Written By: Pierre Poitevin, Senior Software Engineer|Daniel Geng, Software Engineer | Xiaohu Li, Engineering Manager
The Tinder Eng team has recently been working on integrating machine learning (ML) algorithms into the Tinder recommendation system. The Tinder recommendation system is what is used to provide users with recommendations, that the users can then like or not by using the Swipe Right or Swipe Left features. This recommendation system is discussed in the blog post: Powering Tinder® — The Method Behind Our Matching.
To start with, we came up with several potential options, but they all relied on many more features (or user characteristics) than the other algorithms we were using at the time. When we tested these ML algorithms, they were not as fast as the non ML ones. It took much longer for Elasticsearch (ES) to return results on the many features we were querying. Moreover, Painless scripts, which were the scripts we used for the ML queries, have a hard limit of 16384 characters (this was changed to a configurable limit at the time of this writing, but it was not the case when we were working on it), which we were closely approaching. We also noticed that Painless had other issues, such as not having static variables or methods, which led to a performance penalty, because it forced ES to re-instantiate the same objects over and over.
To solve the character limit issue, we tried to split a large script into multiple smaller scripts, but noticed that the query performance got worse when we did. We were aware of an alternative to painless script, ES plugins, which allows us to install new functionality on the ES side. That way, we could put the functions in Java code and install it instead of using Painless scripts. However, we could not afford to use the plugin functionality as is, because each update to the plugin would require a complete cluster restart, which is not only costly, but also reduces the reliability and operability of our systems.
Our goal in this project was to improve the current recommendation system, so that we could support the ML algorithms without a performance penalty.

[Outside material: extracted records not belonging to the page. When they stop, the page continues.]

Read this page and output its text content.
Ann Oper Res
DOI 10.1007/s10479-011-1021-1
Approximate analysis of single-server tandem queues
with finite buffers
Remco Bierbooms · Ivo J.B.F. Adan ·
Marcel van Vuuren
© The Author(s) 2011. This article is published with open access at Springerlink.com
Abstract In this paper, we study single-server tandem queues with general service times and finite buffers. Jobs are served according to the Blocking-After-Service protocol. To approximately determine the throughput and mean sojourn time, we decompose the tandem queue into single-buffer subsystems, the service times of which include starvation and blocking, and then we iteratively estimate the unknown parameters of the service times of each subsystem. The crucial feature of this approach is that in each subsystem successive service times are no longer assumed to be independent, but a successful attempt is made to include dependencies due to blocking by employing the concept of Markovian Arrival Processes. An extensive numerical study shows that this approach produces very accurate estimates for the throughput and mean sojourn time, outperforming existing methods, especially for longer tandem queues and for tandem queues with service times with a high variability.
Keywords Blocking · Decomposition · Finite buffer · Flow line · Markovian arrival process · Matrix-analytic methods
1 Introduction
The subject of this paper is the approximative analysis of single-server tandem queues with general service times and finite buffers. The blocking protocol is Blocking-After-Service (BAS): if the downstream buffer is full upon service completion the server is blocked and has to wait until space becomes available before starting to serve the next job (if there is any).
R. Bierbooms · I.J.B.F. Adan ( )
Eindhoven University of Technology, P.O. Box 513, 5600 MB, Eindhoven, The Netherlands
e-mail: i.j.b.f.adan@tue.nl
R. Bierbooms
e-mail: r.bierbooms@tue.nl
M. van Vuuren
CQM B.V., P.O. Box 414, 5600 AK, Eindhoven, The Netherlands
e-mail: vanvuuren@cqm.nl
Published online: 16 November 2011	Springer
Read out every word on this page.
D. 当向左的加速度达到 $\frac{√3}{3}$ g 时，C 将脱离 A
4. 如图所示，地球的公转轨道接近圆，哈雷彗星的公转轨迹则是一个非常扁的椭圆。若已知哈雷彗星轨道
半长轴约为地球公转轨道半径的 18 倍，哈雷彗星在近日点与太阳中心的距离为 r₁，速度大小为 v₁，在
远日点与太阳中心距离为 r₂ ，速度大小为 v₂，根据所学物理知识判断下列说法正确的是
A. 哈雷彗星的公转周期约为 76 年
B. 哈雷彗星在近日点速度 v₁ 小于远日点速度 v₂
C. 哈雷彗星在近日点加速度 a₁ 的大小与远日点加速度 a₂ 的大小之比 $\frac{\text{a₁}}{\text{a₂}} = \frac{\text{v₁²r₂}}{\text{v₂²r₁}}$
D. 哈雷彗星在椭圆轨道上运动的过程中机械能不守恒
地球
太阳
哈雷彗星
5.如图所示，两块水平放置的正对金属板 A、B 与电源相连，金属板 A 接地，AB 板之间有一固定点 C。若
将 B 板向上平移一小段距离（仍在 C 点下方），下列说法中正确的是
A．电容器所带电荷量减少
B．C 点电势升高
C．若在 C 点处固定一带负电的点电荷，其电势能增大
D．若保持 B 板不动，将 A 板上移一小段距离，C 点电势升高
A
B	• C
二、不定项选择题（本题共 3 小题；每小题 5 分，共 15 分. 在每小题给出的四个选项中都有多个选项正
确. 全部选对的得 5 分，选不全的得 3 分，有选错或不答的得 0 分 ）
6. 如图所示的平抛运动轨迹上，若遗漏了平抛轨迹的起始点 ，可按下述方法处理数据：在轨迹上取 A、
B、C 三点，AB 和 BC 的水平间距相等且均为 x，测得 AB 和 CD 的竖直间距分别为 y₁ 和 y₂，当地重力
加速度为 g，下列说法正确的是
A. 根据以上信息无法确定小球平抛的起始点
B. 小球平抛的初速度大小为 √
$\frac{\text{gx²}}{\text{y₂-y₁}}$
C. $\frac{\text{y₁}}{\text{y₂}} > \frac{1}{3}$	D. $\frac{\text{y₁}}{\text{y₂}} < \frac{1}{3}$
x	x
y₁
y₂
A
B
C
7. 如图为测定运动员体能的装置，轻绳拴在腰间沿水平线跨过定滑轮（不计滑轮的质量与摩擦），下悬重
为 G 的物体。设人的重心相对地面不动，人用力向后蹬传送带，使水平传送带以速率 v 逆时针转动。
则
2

In addition, we want to be able to iterate on new algorithms often, and have updates be painless.
To overcome the character limit and performance issues, our main idea was to leverage the speed of the ES recommendation plugin. Since we couldn’t afford to restart the cluster too often, the second idea was to design a system that would be able to add and update new matching algorithms without a mandatory restart.
In this section, we provide some background on Java and ES, and how we leveraged these technologies to build a script management system that can load matching algorithms at runtime.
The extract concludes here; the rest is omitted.